The change was contentious, though welcomed by many students. Few students ever look back on this exam-filled few weeks with much nostalgia. Yet, as The University Times has reported in recent months, College is scrambling to schedule exams and house students on a campus not designed to host hundreds of exams in a single week. One suggestion even proposed holding exams after 5pm or on Sundays, while the societies in the Graduates Memorial Building have protested at the infringement of a student space under current scheduling.
The main problem is that the fulcrum of the Trinity Education Project is Christmas exams. It was the culture change that should have coerced lecturers into more imaginative teaching practices. As Vice-Provost Chris Morash has repeatedly said, it was about giving students fewer exams, not more.
Yet this culture change has clashed with the realities of life on a small, city centre campus.

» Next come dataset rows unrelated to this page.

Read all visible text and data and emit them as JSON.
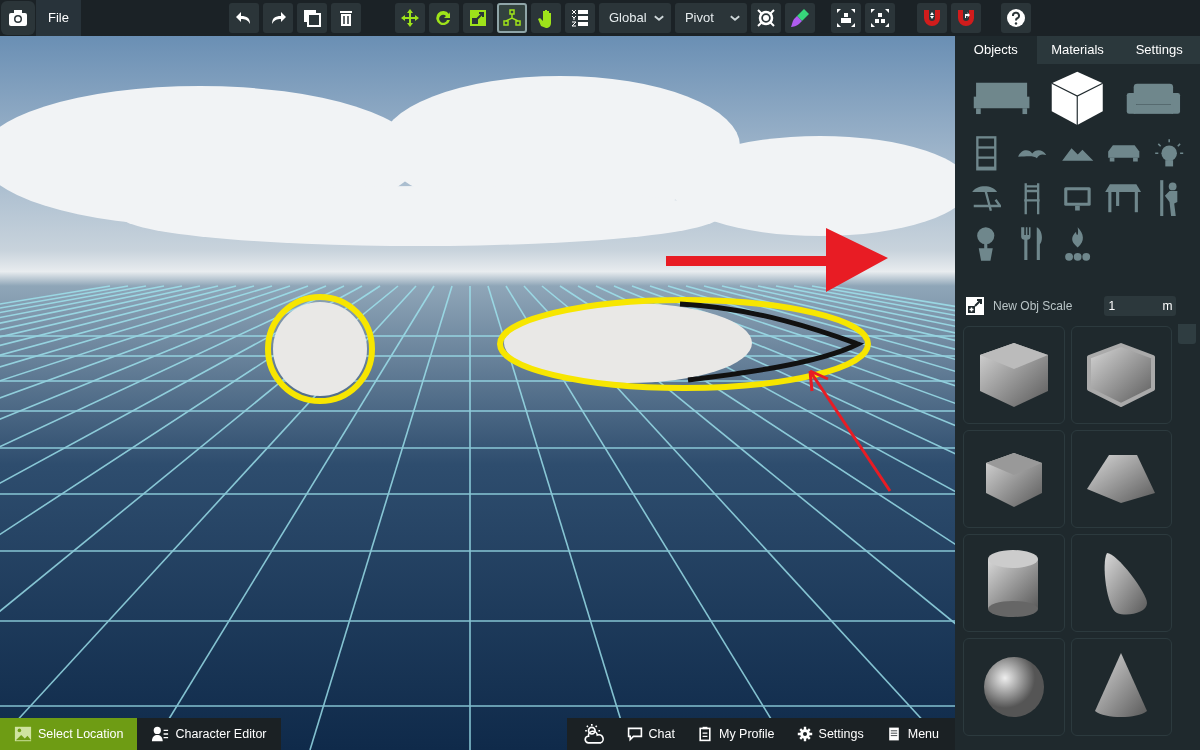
{
  "toolbar": {
    "file_menu": "File",
    "groups": [
      [
        {
          "kind": "tool",
          "selected": false
        },
        {
          "kind": "tool",
          "selected": false
        },
        {
          "kind": "tool",
          "selected": false
        },
        {
          "kind": "tool",
          "selected": false
        }
      ],
      [
        {
          "kind": "tool",
          "selected": false
        },
        {
          "kind": "tool",
          "selected": false
        },
        {
          "kind": "tool",
          "selected": false
        },
        {
          "kind": "tool",
          "selected": true
        },
        {
          "kind": "tool",
          "selected": false
        },
        {
          "kind": "tool",
          "selected": false
        },
        {
          "kind": "dropdown",
          "value": "Global"
        },
        {
          "kind": "dropdown",
          "value": "Pivot"
        },
        {
          "kind": "tool",
          "selected": false
        },
        {
          "kind": "tool",
          "selected": false
        }
      ],
      [
        {
          "kind": "tool",
          "selected": false
        },
        {
          "kind": "tool",
          "selected": false
        }
      ],
      [
        {
          "kind": "tool",
          "selected": false
        },
        {
          "kind": "tool",
          "selected": false
        }
      ],
      [
        {
          "kind": "tool",
          "selected": false
        }
      ]
    ]
  },
  "panel": {
    "tabs": [
      {
        "label": "Objects",
        "selected": true
      },
      {
        "label": "Materials",
        "selected": false
      },
      {
        "label": "Settings",
        "selected": false
      }
    ],
    "categories": [
      {
        "selected": false
      },
      {
        "selected": true
      },
      {
        "selected": false
      },
      {
        "selected": false
      },
      {
        "selected": false
      },
      {
        "selected": false
      },
      {
        "selected": false
      },
      {
        "selected": false
      },
      {
        "selected": false
      },
      {
        "selected": false
      },
      {
        "selected": false
      },
      {
        "selected": false
      },
      {
        "selected": false
      },
      {
        "selected": false
      },
      {
        "selected": false
      },
      {
        "selected": false
      }
    ],
    "scale": {
      "label": "New Obj Scale",
      "value": "1",
      "unit": "m"
    }
  },
  "bottom_left": [
    {
      "label": "Select Location",
      "selected": true
    },
    {
      "label": "Character Editor",
      "selected": false
    }
  ],
  "bottom_right": [
    "Chat",
    "My Profile",
    "Settings",
    "Menu"
  ]
}
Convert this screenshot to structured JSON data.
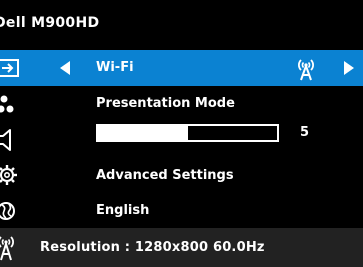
{
  "header": {
    "title": "Dell  M900HD"
  },
  "menu": {
    "wifi": {
      "label": "Wi-Fi",
      "icon": "wifi-icon"
    },
    "presentation_mode": {
      "label": "Presentation Mode",
      "icon": "presentation-icon"
    },
    "volume": {
      "value": "5",
      "level_fraction": 0.5,
      "icon": "speaker-icon"
    },
    "advanced_settings": {
      "label": "Advanced Settings",
      "icon": "gear-icon"
    },
    "language": {
      "label": "English",
      "icon": "globe-icon"
    }
  },
  "status": {
    "resolution": "Resolution :  1280x800 60.0Hz",
    "icon": "wifi-icon"
  },
  "colors": {
    "selected_row": "#0b82d2",
    "background": "#000000",
    "status_bar": "#222222"
  }
}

No matter how successful Morash and co are at re-engineering lecturers’ fondness for formal exams, there will still be plenty come December 2018 for thousands of students.
The genuinely revolutionary aspects of the project – final-year supplemental exams, mandatory dissertations and elective modules – will be the first casualties of a chaotic December exam week, especially considering the extent to which its implementation depends on the good will of staff and students.
The challenge is undoubtedly difficult for the Exam Office, and it might get easier in years to come as Trinity adapts its teaching away from traditional exams. Yet it is no understatement to say that a failure to properly organise and integrate Christmas exams would be an early death knell for the Trinity Education Project.